Y en el taller de doña Manuela cada vez entraban menos señoras, salían menos pedidos y había menos quehacer. En un penoso cuentagotas se fueron despidiendo primero las aprendizas y después el resto de las costureras, hasta que al final sólo quedamos la dueña, mi madre y yo. Y cuando terminamos el último vestido de la marquesa de Entrelagos y pasamos los seis días siguientes oyendo la radio, mano sobre mano sin que a la puerta llamara un alma, doña Manuela nos anunció entre suspiros que no tenía más remedio que cerrar el negocio.
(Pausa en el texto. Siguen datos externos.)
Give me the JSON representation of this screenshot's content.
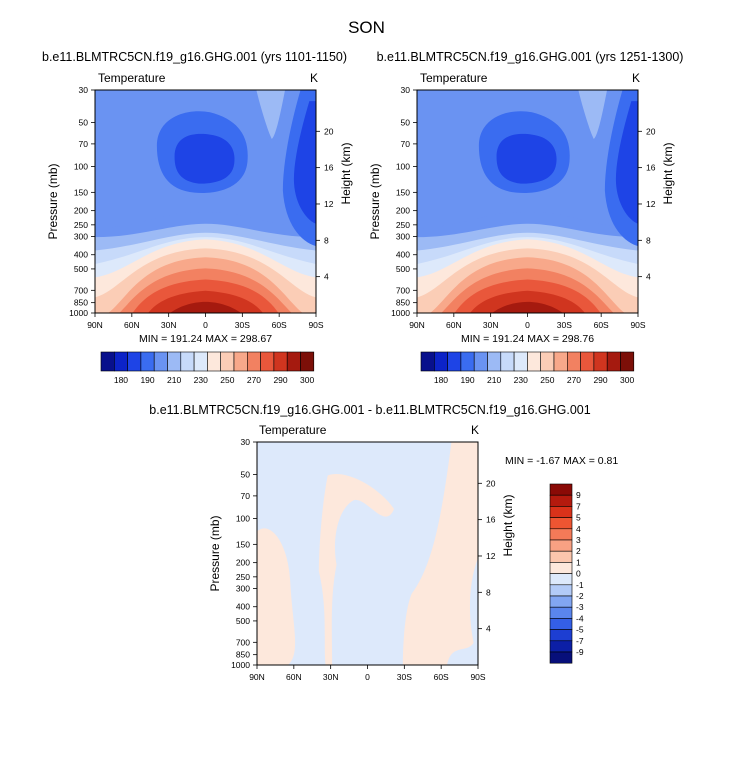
{
  "figure_title": "SON",
  "chart_data": [
    {
      "type": "heatmap",
      "title": "b.e11.BLMTRC5CN.f19_g16.GHG.001 (yrs 1101-1150)",
      "left_label": "Temperature",
      "right_label": "K",
      "xlabel": "",
      "ylabel": "Pressure (mb)",
      "y2label": "Height (km)",
      "x_ticks": [
        "90N",
        "60N",
        "30N",
        "0",
        "30S",
        "60S",
        "90S"
      ],
      "y_ticks": [
        "30",
        "50",
        "70",
        "100",
        "150",
        "200",
        "250",
        "300",
        "400",
        "500",
        "700",
        "850",
        "1000"
      ],
      "y2_ticks": [
        "20",
        "16",
        "12",
        "8",
        "4"
      ],
      "min": 191.24,
      "max": 298.67,
      "stats": "MIN = 191.24  MAX = 298.67",
      "colorbar": {
        "orientation": "horizontal",
        "labels": [
          "180",
          "190",
          "210",
          "230",
          "250",
          "270",
          "290",
          "300"
        ]
      }
    },
    {
      "type": "heatmap",
      "title": "b.e11.BLMTRC5CN.f19_g16.GHG.001 (yrs 1251-1300)",
      "left_label": "Temperature",
      "right_label": "K",
      "xlabel": "",
      "ylabel": "Pressure (mb)",
      "y2label": "Height (km)",
      "x_ticks": [
        "90N",
        "60N",
        "30N",
        "0",
        "30S",
        "60S",
        "90S"
      ],
      "y_ticks": [
        "30",
        "50",
        "70",
        "100",
        "150",
        "200",
        "250",
        "300",
        "400",
        "500",
        "700",
        "850",
        "1000"
      ],
      "y2_ticks": [
        "20",
        "16",
        "12",
        "8",
        "4"
      ],
      "min": 191.24,
      "max": 298.76,
      "stats": "MIN = 191.24  MAX = 298.76",
      "colorbar": {
        "orientation": "horizontal",
        "labels": [
          "180",
          "190",
          "210",
          "230",
          "250",
          "270",
          "290",
          "300"
        ]
      }
    },
    {
      "type": "heatmap",
      "title": "b.e11.BLMTRC5CN.f19_g16.GHG.001 - b.e11.BLMTRC5CN.f19_g16.GHG.001",
      "left_label": "Temperature",
      "right_label": "K",
      "xlabel": "",
      "ylabel": "Pressure (mb)",
      "y2label": "Height (km)",
      "x_ticks": [
        "90N",
        "60N",
        "30N",
        "0",
        "30S",
        "60S",
        "90S"
      ],
      "y_ticks": [
        "30",
        "50",
        "70",
        "100",
        "150",
        "200",
        "250",
        "300",
        "400",
        "500",
        "700",
        "850",
        "1000"
      ],
      "y2_ticks": [
        "20",
        "16",
        "12",
        "8",
        "4"
      ],
      "min": -1.67,
      "max": 0.81,
      "stats": "MIN = -1.67  MAX =  0.81",
      "colorbar": {
        "orientation": "vertical",
        "labels": [
          "9",
          "7",
          "5",
          "4",
          "3",
          "2",
          "1",
          "0",
          "-1",
          "-2",
          "-3",
          "-4",
          "-5",
          "-7",
          "-9"
        ]
      }
    }
  ],
  "colors": {
    "temp_fills": [
      "#08108c",
      "#0c23c8",
      "#1e44e6",
      "#3a6cf0",
      "#6a93f2",
      "#9cbaf5",
      "#c7dafa",
      "#dde9fb",
      "#fde8dc",
      "#fbcdb6",
      "#f8a88a",
      "#f28161",
      "#e9573b",
      "#d0351f",
      "#a51a0f",
      "#7c0f08"
    ],
    "diff_fills": [
      "#8a0a06",
      "#b41a0e",
      "#d9321a",
      "#ee5532",
      "#f47a58",
      "#f8a183",
      "#fbc6ad",
      "#fde8dc",
      "#dde9fb",
      "#b3cbf7",
      "#82a6f2",
      "#5a85ee",
      "#345fe6",
      "#1d3ed2",
      "#0c1fa6",
      "#070f7a"
    ]
  }
}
En medio de la convulsión de aquellos tiempos en los que las broncas políticas hacían temblar las plateas de los teatros y los gobiernos duraban tres padrenuestros, apenas tuvimos sin embargo oportunidad de llorar lo que perdimos. A las tres semanas del advenimiento de nuestra obligada inactividad, Ignacio apareció con un ramo de violetas y la noticia de que por fin había aprobado su oposición. El proyecto de nuestra pequeña boda taponó la incertidumbre y sobre la mesa camilla planificamos el evento. Aunque entre los aires nuevos traídos por la República ondeaba la moda de los matrimonios civiles, mi madre, en cuya alma convivían sin la menor incomodidad su condición de madre soltera, un férreo espíritu católico y una nostálgica lealtad a la monarquía depuesta, nos alentó a celebrar una boda religiosa en la vecina iglesia de San Andrés. Ignacio y yo aceptamos, cómo podríamos no hacerlo sin trastornar aquella jerarquía de voluntades en la que él cumplía todos mis deseos y yo acataba los de mi madre sin discusión. No tenía, además, razón de peso alguna para negarme: la ilusión que yo sentía por la celebración de aquel matrimonio era modesta, y lo mismo me daba un altar con cura y sotana que un salón presidido por una bandera de tres colores.
Nos dispusimos así a fijar la fecha con el mismo párroco que veinticuatro años atrás, un 8 de junio y al dictado del santoral, me había impuesto el nombre de Sira. Sabiniana, Victorina, Gaudencia, Heraclia y Fortunata fueron otras opciones en consonancia con los santos del día.
«Sira, padre, póngale usted Sira mismamente, que por lo menos es corto.» Tal fue la decisión de mi madre en su solitaria maternidad. Y Sira fui.